戦争が終わったら
戦争が終わって、ようやく一年が経つ。
都市の朝はまだ少しざわついている。瓦礫を撤去する音、補修を続ける工夫の笑い声、整備されていない道を行き交う人々の足音――それらは、かつて砲撃で震えていた地面とはまるで別の世界のようだった。

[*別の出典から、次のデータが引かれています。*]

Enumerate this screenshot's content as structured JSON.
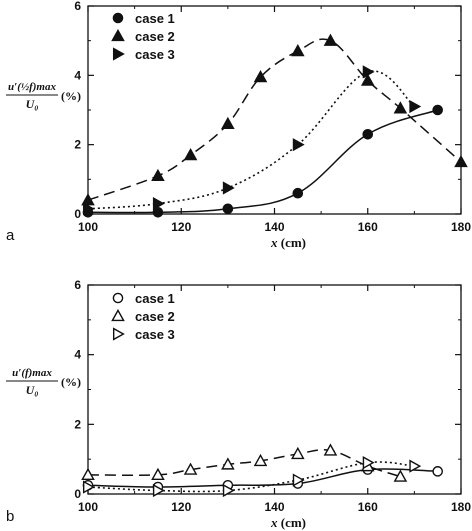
{
  "chart_data": [
    {
      "panel": "a",
      "type": "line",
      "xlabel_italic": "x",
      "xlabel_unit": "(cm)",
      "ylabel_fraction_top": "u′(½f)max",
      "ylabel_fraction_bottom": "U₀",
      "ylabel_unit": "(%)",
      "xlim": [
        100,
        180
      ],
      "ylim": [
        0,
        6
      ],
      "x_ticks": [
        "100",
        "120",
        "140",
        "160",
        "180"
      ],
      "y_ticks": [
        "0",
        "2",
        "4",
        "6"
      ],
      "grid": false,
      "legend_position": "top-left",
      "series": [
        {
          "name": "case 1",
          "marker": "circle",
          "fill": "filled",
          "line": "solid",
          "x": [
            100,
            115,
            130,
            145,
            160,
            175
          ],
          "y": [
            0.05,
            0.05,
            0.15,
            0.6,
            2.3,
            3.0
          ]
        },
        {
          "name": "case 2",
          "marker": "triangle-up",
          "fill": "filled",
          "line": "dashed",
          "x": [
            100,
            115,
            122,
            130,
            137,
            145,
            152,
            160,
            167,
            180
          ],
          "y": [
            0.4,
            1.1,
            1.7,
            2.6,
            3.95,
            4.7,
            5.0,
            3.85,
            3.05,
            1.5
          ]
        },
        {
          "name": "case 3",
          "marker": "triangle-right",
          "fill": "filled",
          "line": "dotted",
          "x": [
            100,
            115,
            130,
            145,
            160,
            170
          ],
          "y": [
            0.15,
            0.3,
            0.75,
            2.0,
            4.1,
            3.1
          ]
        }
      ]
    },
    {
      "panel": "b",
      "type": "line",
      "xlabel_italic": "x",
      "xlabel_unit": "(cm)",
      "ylabel_fraction_top": "u′(f)max",
      "ylabel_fraction_bottom": "U₀",
      "ylabel_unit": "(%)",
      "xlim": [
        100,
        180
      ],
      "ylim": [
        0,
        6
      ],
      "x_ticks": [
        "100",
        "120",
        "140",
        "160",
        "180"
      ],
      "y_ticks": [
        "0",
        "2",
        "4",
        "6"
      ],
      "grid": false,
      "legend_position": "top-left",
      "series": [
        {
          "name": "case 1",
          "marker": "circle",
          "fill": "open",
          "line": "solid",
          "x": [
            100,
            115,
            130,
            145,
            160,
            175
          ],
          "y": [
            0.25,
            0.2,
            0.25,
            0.3,
            0.7,
            0.65
          ]
        },
        {
          "name": "case 2",
          "marker": "triangle-up",
          "fill": "open",
          "line": "dashed",
          "x": [
            100,
            115,
            122,
            130,
            137,
            145,
            152,
            160,
            167
          ],
          "y": [
            0.55,
            0.55,
            0.7,
            0.85,
            0.95,
            1.15,
            1.25,
            0.8,
            0.5
          ]
        },
        {
          "name": "case 3",
          "marker": "triangle-right",
          "fill": "open",
          "line": "dotted",
          "x": [
            100,
            115,
            130,
            145,
            160,
            170
          ],
          "y": [
            0.2,
            0.1,
            0.1,
            0.4,
            0.9,
            0.8
          ]
        }
      ]
    }
  ]
}
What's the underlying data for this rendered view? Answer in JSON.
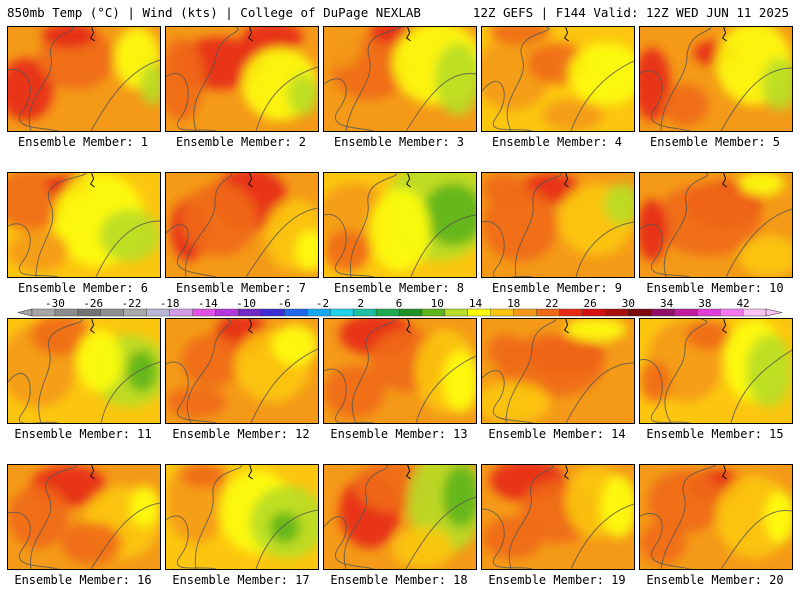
{
  "header": {
    "left": "850mb Temp (°C) | Wind (kts) | College of DuPage NEXLAB",
    "right": "12Z GEFS | F144 Valid: 12Z WED JUN 11 2025"
  },
  "label_prefix": "Ensemble Member: ",
  "members": [
    {
      "id": 1,
      "label": "Ensemble Member: 1",
      "bg": "#f49a18",
      "spots": [
        [
          "#e72a14",
          0.12,
          0.6,
          0.18,
          0.3
        ],
        [
          "#f06a16",
          0.45,
          0.3,
          0.25,
          0.3
        ],
        [
          "#fdfd08",
          0.85,
          0.3,
          0.15,
          0.3
        ],
        [
          "#b8dd26",
          0.95,
          0.55,
          0.08,
          0.2
        ],
        [
          "#e72a14",
          0.4,
          0.08,
          0.18,
          0.12
        ]
      ]
    },
    {
      "id": 2,
      "label": "Ensemble Member: 2",
      "bg": "#f49a18",
      "spots": [
        [
          "#e72a14",
          0.35,
          0.35,
          0.3,
          0.25
        ],
        [
          "#e72a14",
          0.7,
          0.1,
          0.2,
          0.15
        ],
        [
          "#f06a16",
          0.1,
          0.5,
          0.15,
          0.4
        ],
        [
          "#fdfd08",
          0.75,
          0.55,
          0.25,
          0.35
        ],
        [
          "#b8dd26",
          0.9,
          0.65,
          0.1,
          0.2
        ]
      ]
    },
    {
      "id": 3,
      "label": "Ensemble Member: 3",
      "bg": "#f49a18",
      "spots": [
        [
          "#f06a16",
          0.3,
          0.4,
          0.25,
          0.3
        ],
        [
          "#e72a14",
          0.45,
          0.05,
          0.15,
          0.12
        ],
        [
          "#fdfd08",
          0.75,
          0.35,
          0.3,
          0.4
        ],
        [
          "#b8dd26",
          0.88,
          0.5,
          0.15,
          0.35
        ],
        [
          "#f49a18",
          0.1,
          0.2,
          0.15,
          0.2
        ]
      ]
    },
    {
      "id": 4,
      "label": "Ensemble Member: 4",
      "bg": "#fcc610",
      "spots": [
        [
          "#f49a18",
          0.2,
          0.45,
          0.25,
          0.35
        ],
        [
          "#f06a16",
          0.5,
          0.35,
          0.2,
          0.2
        ],
        [
          "#f06a16",
          0.25,
          0.05,
          0.2,
          0.12
        ],
        [
          "#fdfd08",
          0.82,
          0.45,
          0.25,
          0.3
        ],
        [
          "#f49a18",
          0.6,
          0.85,
          0.2,
          0.15
        ]
      ]
    },
    {
      "id": 5,
      "label": "Ensemble Member: 5",
      "bg": "#f49a18",
      "spots": [
        [
          "#e72a14",
          0.08,
          0.55,
          0.12,
          0.35
        ],
        [
          "#e72a14",
          0.5,
          0.25,
          0.15,
          0.12
        ],
        [
          "#fdfd08",
          0.75,
          0.35,
          0.25,
          0.4
        ],
        [
          "#b8dd26",
          0.92,
          0.55,
          0.12,
          0.25
        ],
        [
          "#f06a16",
          0.3,
          0.75,
          0.15,
          0.2
        ]
      ]
    },
    {
      "id": 6,
      "label": "Ensemble Member: 6",
      "bg": "#fcc610",
      "spots": [
        [
          "#f06a16",
          0.15,
          0.25,
          0.25,
          0.3
        ],
        [
          "#e72a14",
          0.4,
          0.12,
          0.15,
          0.12
        ],
        [
          "#fdfd08",
          0.6,
          0.45,
          0.3,
          0.45
        ],
        [
          "#b8dd26",
          0.8,
          0.6,
          0.2,
          0.25
        ],
        [
          "#f49a18",
          0.2,
          0.75,
          0.2,
          0.2
        ]
      ]
    },
    {
      "id": 7,
      "label": "Ensemble Member: 7",
      "bg": "#f49a18",
      "spots": [
        [
          "#e72a14",
          0.55,
          0.25,
          0.25,
          0.3
        ],
        [
          "#e72a14",
          0.15,
          0.55,
          0.12,
          0.3
        ],
        [
          "#f06a16",
          0.35,
          0.45,
          0.25,
          0.35
        ],
        [
          "#fcc610",
          0.85,
          0.6,
          0.2,
          0.35
        ],
        [
          "#fdfd08",
          0.95,
          0.75,
          0.1,
          0.2
        ]
      ]
    },
    {
      "id": 8,
      "label": "Ensemble Member: 8",
      "bg": "#fcc610",
      "spots": [
        [
          "#b8dd26",
          0.75,
          0.35,
          0.35,
          0.5
        ],
        [
          "#5eb41a",
          0.85,
          0.4,
          0.2,
          0.3
        ],
        [
          "#f49a18",
          0.2,
          0.45,
          0.25,
          0.35
        ],
        [
          "#fdfd08",
          0.5,
          0.55,
          0.2,
          0.4
        ],
        [
          "#f06a16",
          0.15,
          0.75,
          0.15,
          0.2
        ]
      ]
    },
    {
      "id": 9,
      "label": "Ensemble Member: 9",
      "bg": "#f49a18",
      "spots": [
        [
          "#e72a14",
          0.45,
          0.15,
          0.2,
          0.15
        ],
        [
          "#f06a16",
          0.25,
          0.5,
          0.25,
          0.35
        ],
        [
          "#fcc610",
          0.75,
          0.45,
          0.25,
          0.35
        ],
        [
          "#b8dd26",
          0.92,
          0.3,
          0.12,
          0.2
        ],
        [
          "#f06a16",
          0.15,
          0.15,
          0.15,
          0.15
        ]
      ]
    },
    {
      "id": 10,
      "label": "Ensemble Member: 10",
      "bg": "#f49a18",
      "spots": [
        [
          "#e72a14",
          0.55,
          0.3,
          0.25,
          0.22
        ],
        [
          "#f06a16",
          0.45,
          0.45,
          0.35,
          0.35
        ],
        [
          "#e72a14",
          0.08,
          0.55,
          0.1,
          0.3
        ],
        [
          "#fcc610",
          0.85,
          0.8,
          0.2,
          0.2
        ],
        [
          "#fdfd08",
          0.8,
          0.1,
          0.15,
          0.12
        ]
      ]
    },
    {
      "id": 11,
      "label": "Ensemble Member: 11",
      "bg": "#fcc610",
      "spots": [
        [
          "#f49a18",
          0.2,
          0.45,
          0.25,
          0.4
        ],
        [
          "#f06a16",
          0.35,
          0.15,
          0.2,
          0.2
        ],
        [
          "#b8dd26",
          0.8,
          0.5,
          0.25,
          0.35
        ],
        [
          "#5eb41a",
          0.88,
          0.5,
          0.1,
          0.2
        ],
        [
          "#fdfd08",
          0.6,
          0.4,
          0.15,
          0.3
        ]
      ]
    },
    {
      "id": 12,
      "label": "Ensemble Member: 12",
      "bg": "#f49a18",
      "spots": [
        [
          "#e72a14",
          0.5,
          0.15,
          0.18,
          0.2
        ],
        [
          "#f06a16",
          0.3,
          0.4,
          0.2,
          0.25
        ],
        [
          "#fcc610",
          0.7,
          0.45,
          0.25,
          0.35
        ],
        [
          "#fdfd08",
          0.85,
          0.25,
          0.15,
          0.2
        ],
        [
          "#f06a16",
          0.2,
          0.8,
          0.2,
          0.15
        ]
      ]
    },
    {
      "id": 13,
      "label": "Ensemble Member: 13",
      "bg": "#f49a18",
      "spots": [
        [
          "#e72a14",
          0.35,
          0.15,
          0.25,
          0.2
        ],
        [
          "#f06a16",
          0.55,
          0.4,
          0.25,
          0.3
        ],
        [
          "#fcc610",
          0.8,
          0.5,
          0.2,
          0.4
        ],
        [
          "#fdfd08",
          0.9,
          0.6,
          0.12,
          0.3
        ],
        [
          "#f06a16",
          0.2,
          0.7,
          0.2,
          0.25
        ]
      ]
    },
    {
      "id": 14,
      "label": "Ensemble Member: 14",
      "bg": "#f49a18",
      "spots": [
        [
          "#e72a14",
          0.55,
          0.35,
          0.25,
          0.18
        ],
        [
          "#f06a16",
          0.45,
          0.45,
          0.35,
          0.3
        ],
        [
          "#fcc610",
          0.2,
          0.8,
          0.25,
          0.2
        ],
        [
          "#fdfd08",
          0.75,
          0.1,
          0.2,
          0.12
        ],
        [
          "#f06a16",
          0.15,
          0.3,
          0.12,
          0.15
        ]
      ]
    },
    {
      "id": 15,
      "label": "Ensemble Member: 15",
      "bg": "#fcc610",
      "spots": [
        [
          "#f49a18",
          0.3,
          0.4,
          0.25,
          0.4
        ],
        [
          "#f06a16",
          0.45,
          0.15,
          0.15,
          0.15
        ],
        [
          "#fdfd08",
          0.75,
          0.4,
          0.2,
          0.4
        ],
        [
          "#b8dd26",
          0.85,
          0.5,
          0.15,
          0.35
        ],
        [
          "#f06a16",
          0.1,
          0.6,
          0.1,
          0.2
        ]
      ]
    },
    {
      "id": 16,
      "label": "Ensemble Member: 16",
      "bg": "#f49a18",
      "spots": [
        [
          "#e72a14",
          0.4,
          0.2,
          0.25,
          0.2
        ],
        [
          "#f06a16",
          0.2,
          0.5,
          0.2,
          0.3
        ],
        [
          "#fcc610",
          0.75,
          0.55,
          0.25,
          0.35
        ],
        [
          "#f06a16",
          0.55,
          0.75,
          0.2,
          0.2
        ],
        [
          "#fdfd08",
          0.9,
          0.4,
          0.1,
          0.2
        ]
      ]
    },
    {
      "id": 17,
      "label": "Ensemble Member: 17",
      "bg": "#fcc610",
      "spots": [
        [
          "#f49a18",
          0.2,
          0.35,
          0.2,
          0.4
        ],
        [
          "#fdfd08",
          0.6,
          0.45,
          0.25,
          0.4
        ],
        [
          "#b8dd26",
          0.8,
          0.55,
          0.25,
          0.35
        ],
        [
          "#5eb41a",
          0.78,
          0.6,
          0.1,
          0.15
        ],
        [
          "#f06a16",
          0.25,
          0.1,
          0.15,
          0.12
        ]
      ]
    },
    {
      "id": 18,
      "label": "Ensemble Member: 18",
      "bg": "#f49a18",
      "spots": [
        [
          "#e72a14",
          0.3,
          0.45,
          0.2,
          0.35
        ],
        [
          "#f06a16",
          0.45,
          0.2,
          0.25,
          0.25
        ],
        [
          "#b8dd26",
          0.8,
          0.35,
          0.25,
          0.5
        ],
        [
          "#5eb41a",
          0.9,
          0.3,
          0.12,
          0.3
        ],
        [
          "#fcc610",
          0.65,
          0.8,
          0.2,
          0.2
        ]
      ]
    },
    {
      "id": 19,
      "label": "Ensemble Member: 19",
      "bg": "#f49a18",
      "spots": [
        [
          "#e72a14",
          0.3,
          0.15,
          0.25,
          0.2
        ],
        [
          "#f06a16",
          0.5,
          0.45,
          0.25,
          0.3
        ],
        [
          "#fcc610",
          0.75,
          0.35,
          0.2,
          0.35
        ],
        [
          "#fdfd08",
          0.9,
          0.4,
          0.12,
          0.3
        ],
        [
          "#f06a16",
          0.2,
          0.7,
          0.2,
          0.2
        ]
      ]
    },
    {
      "id": 20,
      "label": "Ensemble Member: 20",
      "bg": "#f49a18",
      "spots": [
        [
          "#e72a14",
          0.5,
          0.2,
          0.18,
          0.15
        ],
        [
          "#f06a16",
          0.3,
          0.35,
          0.25,
          0.3
        ],
        [
          "#fcc610",
          0.75,
          0.5,
          0.25,
          0.4
        ],
        [
          "#fdfd08",
          0.92,
          0.5,
          0.1,
          0.25
        ],
        [
          "#f06a16",
          0.15,
          0.75,
          0.15,
          0.2
        ]
      ]
    }
  ],
  "colorbar": {
    "labels": [
      "-30",
      "-26",
      "-22",
      "-18",
      "-14",
      "-10",
      "-6",
      "-2",
      "2",
      "6",
      "10",
      "14",
      "18",
      "22",
      "26",
      "30",
      "34",
      "38",
      "42"
    ],
    "colors": [
      "#a6a6a6",
      "#8c8c8c",
      "#737373",
      "#8f8f8f",
      "#a9a9a9",
      "#b6b6d6",
      "#d49be6",
      "#e251e3",
      "#b437dd",
      "#7328c8",
      "#3a2fd6",
      "#2266ec",
      "#17a8f2",
      "#20d2ea",
      "#1fbfa3",
      "#1faa52",
      "#1f9328",
      "#5eb41a",
      "#b8dd26",
      "#fdfd08",
      "#fcc610",
      "#f49a18",
      "#f06a16",
      "#e72a14",
      "#d30f12",
      "#a8100f",
      "#7a0a0d",
      "#8e1069",
      "#c21a9d",
      "#e13ed8",
      "#f777f2",
      "#f9c3f6"
    ]
  }
}
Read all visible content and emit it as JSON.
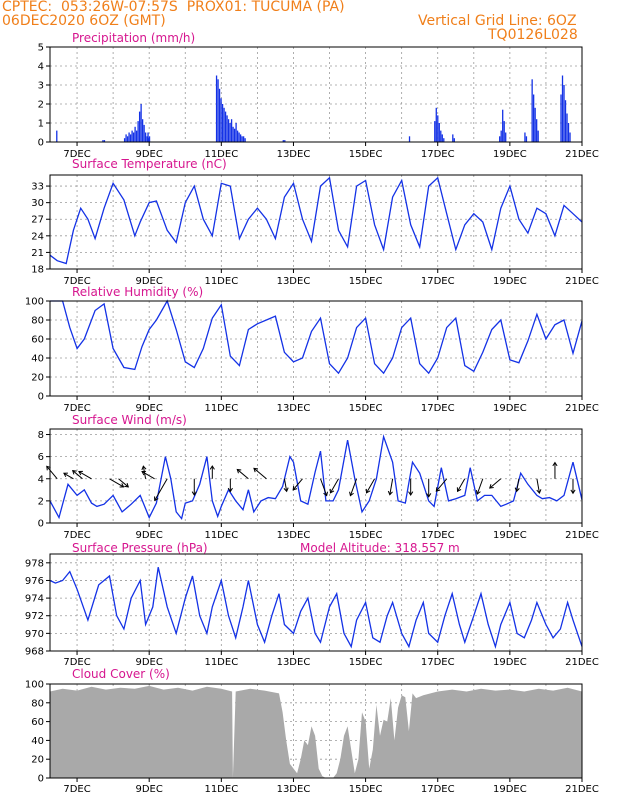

主人公、ルシアン・ヴェイルは、古いビルの一階で小さな喫茶店を営んでいた。
店名は《リメイン》。
「残る」という意味だ。
戦争が何もかも奪っていったから、せめて“残るもの”を大切にしようと思った。安直だと笑われても、この名には自分の全てを込めた。
朝の光が店内に差し込み、磨かれた木のテーブルを照らしている。
かつて銃を握っていた手が、今はドリップポットを持つ。
細く湯を落とすたび、立ちのぼる香りが心を整えてくれた。
――まるで、銃声と叫びを遠い夢にしてくれるようだった。
ルシアンは静かに珈琲を淹れながら、開店準備を進める。
右肩には古い傷があり、時折、雨の日には疼いた。
夜になれば悪夢も見る。
それでも、この店の朝だけは穏やかだ。
扉のベルがちりん、と鳴った。
「おはようございます、ルシアンさん」
入ってきたのは、近所の少女、メイア。
二十歳にも満たない細身の身体で、戦後の復興局に勤めている。明るい性格で、人懐っこい。喫茶店の常連でもあった。
「おはよう。今日も早いな」
「ええ、復興局は毎日いそがしくて。でも、ここでコーヒーを飲むと落ち着くんです。戦争のこと、あんまり考えなくて済むから」
彼女の笑顔は、戦争前の世界を思い出させてくれる。
ルシアンは黙って微笑み、カップを差し出す。
メイアは嬉しそうに受け取り、温かさに頬を寄せた。
店内にはジャズのような緩やかな音楽が流れ、外の喧騒とは別の時間が流れていた。
「ルシアンさんって、軍人だったんですよね」
メイアがふと尋ねた。
彼女はルシアンの過去を知っているが、深くは聞かない。
でも、今日は少し違う表情だった。
「ああ、長くね」
「怖くなかったんですか? その……戦争とか」
ルシアンは少し笑った。
「怖かったよ。ずっとな。慣れもしなかった」
「でも、生き残ったんですね」
「……たまたまだ」
彼は誰よりも強い軍人だった。その代わりと言わんばかりに彼の周りの仲間たちは皆死んでいった。
その記憶は今も胸の奥で重く沈む。
メイアは自分のカップを見つめながら、小さく呟いた。
「戦争って、まだ街に残ってますよね。傷跡も、記憶も。だけど……ルシアンさんの店だけは違うんです。なんて言うか……希望、みたいなものがある」
「希望か。そんな大したもんじゃないさ。ただの喫茶店だ」
「そういうのが大事なんですよ。だって、戦争が終わった今……こういう場所が必要になるでしょう?」
ルシアンは返事をせず、ただ窓の外を見た。
晴れ渡る空の向こうに、まだ壊れた建物が並んでいる。
砲弾の傷痕が壁に刻まれたまま、風が通り抜ける。
それでも、街はゆっくりと息を吹き返していた。
人々が笑いながら瓦礫を運び、子どもたちが戦車の残骸でかくれんぼをする。
荒れた土地に花を植える老人もいた。
――みんな未来に向かって生きている。
その光景が、ルシアンの胸に温かなものを灯す。
「なあ、メイア」
「はい?」
「戦争が終わったら、こうして朝からコーヒーを淹れるのが夢だったんだ」
「ふふ、素敵な夢じゃないですか」
ルシアンはゆっくりと息を吐き、微笑んだ。
「……やっと、叶ったよ」
カップからは穏やかな香りが立ちのぼり、戦場の記憶を薄く包み込んでいく。
かつて銃声が響き、血が流れていた世界の端で、いまは珈琲の湯気が静かに揺れている。
――ここから、また始めればいい。
死んでいった仲間たちの顔を思い浮かべながら、ルシアンは心の中で呟いた。
「お前たちが夢想した戦争が終わったこの国で、俺はお前たちに誇れる生き方をするよ」
店の外では、新しい風が街を撫でていた。